The directors are documentarians, responsible for the ace, comprehensive study of gay Hollywood, The Celluloid Closet. The same themes of homosexuality, bigotry and censorship in the mid-20th century art resurface here, but the form is totally different. It’s a biopic, but one drawn from court records and transcripts of an interview with Ginsberg – and, of course, a huge amount is simply the poem itself being recited.
The net result is to make a film is as fragmented and as intuitive as Ginsberg’s own writing, but of course it doesn’t – it can’t – work like that, because the film is recreating rather than originating. Ironically, this debate is raised during the film itself, and the film is slyly self-mocking about its own position. The gulf is most obvious in the animation that accompanies the poetry recital: a fluid stream-of-consciousness that finds visual corollaries for the language (sometimes literal, sometimes fanciful), but which you’re constantly aware that it was painstakingly designed and rendered, over time, by a team of animators, rather than a nerdy poet typing at a desk.

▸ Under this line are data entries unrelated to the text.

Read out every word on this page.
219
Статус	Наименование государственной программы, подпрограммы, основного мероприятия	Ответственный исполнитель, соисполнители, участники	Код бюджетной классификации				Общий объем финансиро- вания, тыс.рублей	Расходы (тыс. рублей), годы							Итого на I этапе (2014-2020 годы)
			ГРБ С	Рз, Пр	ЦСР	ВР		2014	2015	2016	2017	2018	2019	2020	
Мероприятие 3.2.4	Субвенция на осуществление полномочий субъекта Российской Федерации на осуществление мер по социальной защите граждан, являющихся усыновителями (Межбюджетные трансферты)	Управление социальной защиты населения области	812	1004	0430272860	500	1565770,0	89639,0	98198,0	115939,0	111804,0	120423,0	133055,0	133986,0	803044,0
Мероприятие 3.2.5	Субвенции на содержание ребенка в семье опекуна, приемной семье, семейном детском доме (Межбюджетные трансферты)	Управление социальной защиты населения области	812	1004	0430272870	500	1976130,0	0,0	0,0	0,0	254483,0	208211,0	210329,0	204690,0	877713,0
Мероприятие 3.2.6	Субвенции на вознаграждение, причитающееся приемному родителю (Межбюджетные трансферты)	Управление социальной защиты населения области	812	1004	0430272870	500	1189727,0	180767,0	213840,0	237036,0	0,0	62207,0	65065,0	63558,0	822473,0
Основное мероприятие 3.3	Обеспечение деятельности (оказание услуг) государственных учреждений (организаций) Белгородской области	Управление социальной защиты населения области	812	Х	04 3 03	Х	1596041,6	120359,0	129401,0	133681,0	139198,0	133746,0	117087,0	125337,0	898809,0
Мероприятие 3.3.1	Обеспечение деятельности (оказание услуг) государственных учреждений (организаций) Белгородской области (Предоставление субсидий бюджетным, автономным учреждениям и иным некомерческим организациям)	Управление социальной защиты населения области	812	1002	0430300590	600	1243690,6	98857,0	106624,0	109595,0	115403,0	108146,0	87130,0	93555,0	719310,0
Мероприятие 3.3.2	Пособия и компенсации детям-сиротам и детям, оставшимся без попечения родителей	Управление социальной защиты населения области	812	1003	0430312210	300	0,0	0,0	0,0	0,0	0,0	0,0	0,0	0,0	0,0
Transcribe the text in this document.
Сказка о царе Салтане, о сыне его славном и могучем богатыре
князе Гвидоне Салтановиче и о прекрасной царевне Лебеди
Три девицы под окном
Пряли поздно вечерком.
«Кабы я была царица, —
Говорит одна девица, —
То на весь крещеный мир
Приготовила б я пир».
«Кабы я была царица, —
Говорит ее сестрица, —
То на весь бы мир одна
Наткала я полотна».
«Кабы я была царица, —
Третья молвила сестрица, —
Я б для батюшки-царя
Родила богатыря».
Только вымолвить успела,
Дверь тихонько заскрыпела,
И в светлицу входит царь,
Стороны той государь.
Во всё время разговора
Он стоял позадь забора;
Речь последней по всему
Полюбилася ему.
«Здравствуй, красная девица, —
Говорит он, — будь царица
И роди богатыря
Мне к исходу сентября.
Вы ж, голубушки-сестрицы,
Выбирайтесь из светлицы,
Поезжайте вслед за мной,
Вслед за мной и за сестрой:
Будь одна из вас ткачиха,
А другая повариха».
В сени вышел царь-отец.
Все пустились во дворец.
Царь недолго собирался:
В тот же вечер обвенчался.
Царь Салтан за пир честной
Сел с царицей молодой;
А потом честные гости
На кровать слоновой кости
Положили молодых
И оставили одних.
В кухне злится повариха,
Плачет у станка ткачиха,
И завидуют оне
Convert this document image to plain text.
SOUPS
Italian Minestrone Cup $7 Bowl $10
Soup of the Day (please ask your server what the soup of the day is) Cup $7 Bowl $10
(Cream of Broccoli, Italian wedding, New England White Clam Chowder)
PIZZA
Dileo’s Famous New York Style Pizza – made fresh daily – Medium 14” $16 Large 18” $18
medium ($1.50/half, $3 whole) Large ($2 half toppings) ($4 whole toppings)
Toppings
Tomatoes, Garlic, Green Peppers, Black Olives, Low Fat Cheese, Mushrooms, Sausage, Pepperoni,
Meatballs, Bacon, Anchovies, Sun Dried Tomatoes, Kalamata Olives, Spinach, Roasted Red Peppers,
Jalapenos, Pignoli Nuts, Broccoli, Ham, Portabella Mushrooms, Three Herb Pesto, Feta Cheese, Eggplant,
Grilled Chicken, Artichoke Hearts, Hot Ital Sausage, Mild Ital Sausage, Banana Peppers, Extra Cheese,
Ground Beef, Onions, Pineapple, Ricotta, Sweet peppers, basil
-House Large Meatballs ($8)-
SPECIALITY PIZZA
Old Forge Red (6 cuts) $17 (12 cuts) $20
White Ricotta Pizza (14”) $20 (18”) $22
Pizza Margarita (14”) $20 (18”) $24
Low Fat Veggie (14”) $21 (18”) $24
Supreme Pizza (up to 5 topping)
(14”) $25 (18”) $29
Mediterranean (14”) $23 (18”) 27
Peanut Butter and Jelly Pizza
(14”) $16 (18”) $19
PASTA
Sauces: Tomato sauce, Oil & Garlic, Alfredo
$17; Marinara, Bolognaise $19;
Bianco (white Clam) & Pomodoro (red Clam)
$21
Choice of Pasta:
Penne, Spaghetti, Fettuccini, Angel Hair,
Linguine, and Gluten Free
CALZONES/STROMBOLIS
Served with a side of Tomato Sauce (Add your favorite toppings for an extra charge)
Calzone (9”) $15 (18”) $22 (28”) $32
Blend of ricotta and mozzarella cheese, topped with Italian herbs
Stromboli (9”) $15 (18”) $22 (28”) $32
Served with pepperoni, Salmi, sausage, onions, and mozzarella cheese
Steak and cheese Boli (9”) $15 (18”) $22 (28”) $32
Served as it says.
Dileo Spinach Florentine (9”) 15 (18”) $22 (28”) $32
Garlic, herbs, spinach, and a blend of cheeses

“Howl is often like watching an illustrated university lecture…”
Elsewhere, it veers between James Franco-as-Ginsberg re-enacting a talking head interview, and a conventional recreation of the trial with Jon Hamm and David Stathairn (forever typecast as post-war warriors) battling each other, with a distracting cast of cameos (Jeff Daniels! Treat Williams! Pollux Troy from Face/Off!) as pawns. Individually, the two elements are fine. Franco is never more convincing than when spouting abstract, stoned wisdom, and he’s rather loveable here. The trial is played for wry comedy, an intellectual war of critical ideas in which hindsight creates substantial potential for what-were-they-thinking? laughter. Together, though, the effect is often like watching an illustrated university lecture, or one of those TV docudramas that uses actors because it can’t find, or afford, the archive footage.
It works, ultimately, because the material is still fascinating over fifty years on. I’m not just talking about the exhilarating rhythms and language of Ginsberg, although this is a film that makes explicit the fact that it was meant to be listened to, rather than read. More than that, the obscenity trial itself cracks open a debate that we’re still having today. At a wider level, when bloggers have recaptured the laissez-faire, DIY vibe of the Beats, it seems opportune that Howl arrives alongside a recent documentary about William S. Burroughs, and the forthcoming can’t-believe-it’s-never-been-filmed-before adaptation of Jack Kerouac’s On The Road. If – as that suggests – the Beats are back in fashion, Epstein and Friedman’s movie is a decent stab at explaining their appeal, for the simple reason it is prepared to take similar artistic risks when all the evidence suggests that this shouldn’t work at all.